L’impatto della GenAI sui processi aziendali? Per Sas il 90% dei cmo fatica a comprenderne le potenzialità

Sei marketer su dieci rivelano che la loro principale preoccupazione riguardo all'uso della Intelligenza artificiale generativa è la sicurezza dei dati

Il 75% dei professionisti del marketing utilizza già la GenAI nel proprio lavoro quotidiano

Un nuovo studio globale, “Marketers and GenAI: Diving Into the Shallow End”, condotto da Sas e Coleman Parkes Research, rivela che, sebbene il 90% delle organizzazioni preveda di investire nell’intelligenza artificiale generativa per il marketing nel 2025, il 90% dei cmo ammette di non comprendere completamente la GenAI o il suo potenziale impatto sui processi aziendali. Questa mancanza di comprensione approfondita della GenAI tra executive nel marketing potrebbe ostacolare l’adozione futura di usi più sofisticati della GenAI – applicazioni che potrebbero tradursi in maggiori efficienze organizzative, efficacia di marketing duratura e, in ultima analisi, un vantaggio competitivo sostenuto. Sebbene il 75% dei professionisti del marketing utilizzi già la GenAI nel proprio lavoro quotidiano – e il marketing, in effetti, sia più avanti rispetto ad altre funzioni aziendali, inclusa l’IT, nell’adozione della GenAI – molti marketer la usano per compiti semplici come la scrittura, la modifica e la creazione di contenuti, il che rappresenta solo una parte del suo potenziale. Quando si tratta di casi d’uso più sofisticati, solo:

  • Il 18% utilizza la tecnologia per costruire audience.
  • Il 16% usa la GenAI per mappare il customer journey del cliente.
  • Il 14% la impiega per l’ottimizzazione dei prezzi.
  • Il 19% utilizza la GenAI per il targeting del pubblico.

Questa situazione non è ottimale, poiché i marketer riferiscono che, quando adottano la GenAI, ottengono un forte ritorno sull’investimento, in particolare in termini di personalizzazione (92%), soddisfazione e fidelizzazione dei clienti (89%), elaborazione di grandi set di dati (88%) e accuratezza nelle analisi predittive (88%).







«Non sorprende che i marketer siano all’avanguardia nell’adozione della GenAI, poiché questa tecnologia si presta alla sperimentazione e alla creatività – due caratteristiche distintive della professione del marketing», ha affermato Jenn Chase, chief marketing officer e executive vice president di Sas. «Tuttavia, è deludente che la mancanza di comprensione della GenAI da parte dei cmo e del senior management stia impedendo alle organizzazioni di sfruttare appieno il potenziale di questa entusiasmante nuova tecnologia.
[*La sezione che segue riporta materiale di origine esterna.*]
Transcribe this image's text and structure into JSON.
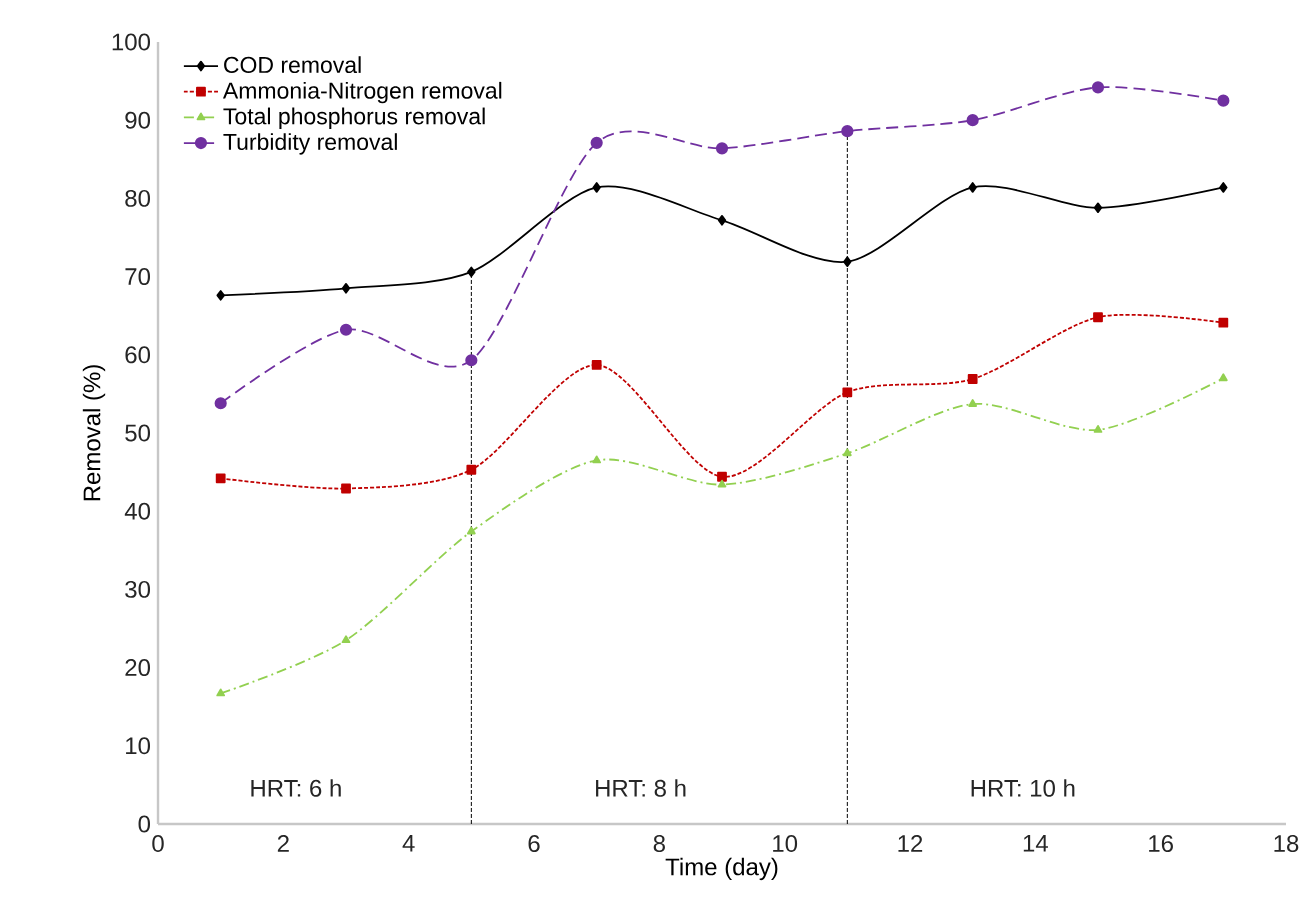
{
  "chart_data": {
    "type": "line",
    "xlabel": "Time (day)",
    "ylabel": "Removal (%)",
    "x": [
      1,
      3,
      5,
      7,
      9,
      11,
      13,
      15,
      17
    ],
    "series": [
      {
        "name": "COD removal",
        "color": "#000000",
        "marker": "diamond",
        "line_style": "solid",
        "values": [
          67.6,
          68.5,
          70.6,
          81.4,
          77.2,
          71.9,
          81.4,
          78.8,
          81.4
        ]
      },
      {
        "name": "Ammonia-Nitrogen removal",
        "color": "#c00000",
        "marker": "square",
        "line_style": "dotted",
        "values": [
          44.2,
          42.9,
          45.3,
          58.7,
          44.4,
          55.2,
          56.9,
          64.8,
          64.1
        ]
      },
      {
        "name": "Total phosphorus removal",
        "color": "#92d050",
        "marker": "triangle",
        "line_style": "dashdot",
        "values": [
          16.7,
          23.5,
          37.4,
          46.5,
          43.4,
          47.4,
          53.7,
          50.4,
          57.0
        ]
      },
      {
        "name": "Turbidity removal",
        "color": "#7030a0",
        "marker": "circle",
        "line_style": "dashed",
        "values": [
          53.8,
          63.2,
          59.3,
          87.1,
          86.4,
          88.6,
          90.0,
          94.2,
          92.5
        ]
      }
    ],
    "xlim": [
      0,
      18
    ],
    "xticks": [
      0,
      2,
      4,
      6,
      8,
      10,
      12,
      14,
      16,
      18
    ],
    "ylim": [
      0,
      100
    ],
    "yticks": [
      0,
      10,
      20,
      30,
      40,
      50,
      60,
      70,
      80,
      90,
      100
    ],
    "ref_lines": [
      {
        "axis": "x",
        "value": 5,
        "color": "#000000",
        "line_style": "dotted"
      },
      {
        "axis": "x",
        "value": 11,
        "color": "#000000",
        "line_style": "dotted"
      }
    ],
    "annotations": [
      "HRT: 6 h",
      "HRT: 8 h",
      "HRT: 10 h"
    ],
    "legend": "top left",
    "grid": false
  }
}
Formazione e istruzione sono fondamentali per superare questo ostacolo, poiché l’uso della GenAI non solo aumenta la produttività, ma può anche migliorare l’esperienza del cliente e favorire la crescita aziendale».

La buona notizia è che questa situazione sembra destinata a cambiare, poiché i marketer prevedono di espandere l’uso della GenAI entro uno o due anni, nella speranza di risparmiare tempo e costi (63%), migliorare la gestione dei rischi e la compliance (62%) e consentire una gestione più efficiente di grandi set di dati (60%). Uno su cinque prevede applicazioni immersive come la realtà virtuale adattiva, una percentuale che sale a tre su dieci tra coloro che hanno già adottato completamente la GenAI. Oltre alla mancanza di una direzione strategica da parte dei cmo, un altro ostacolo all’utilizzo efficace della GenAI è la preoccupazione per la privacy e la fiducia. Sei marketer su dieci (61%) rivelano che la loro principale preoccupazione riguardo all’uso della GenAI è la sicurezza dei dati, mentre il 61% cita anche la privacy dei dati. Questi sono i due principali timori tra tutti i rispondenti, e con buone ragioni. Sebbene un terzo delle organizzazioni disponga di un quadro di governance ben definito e completo per la gestione dei dati, questa percentuale scende a meno di uno su dieci per quanto riguarda la GenAI. Coloro che hanno implementato completamente la GenAI per il marketing sono più propensi a disporre di un quadro di governance ben definito e completo, ma quattro su dieci non lo hanno.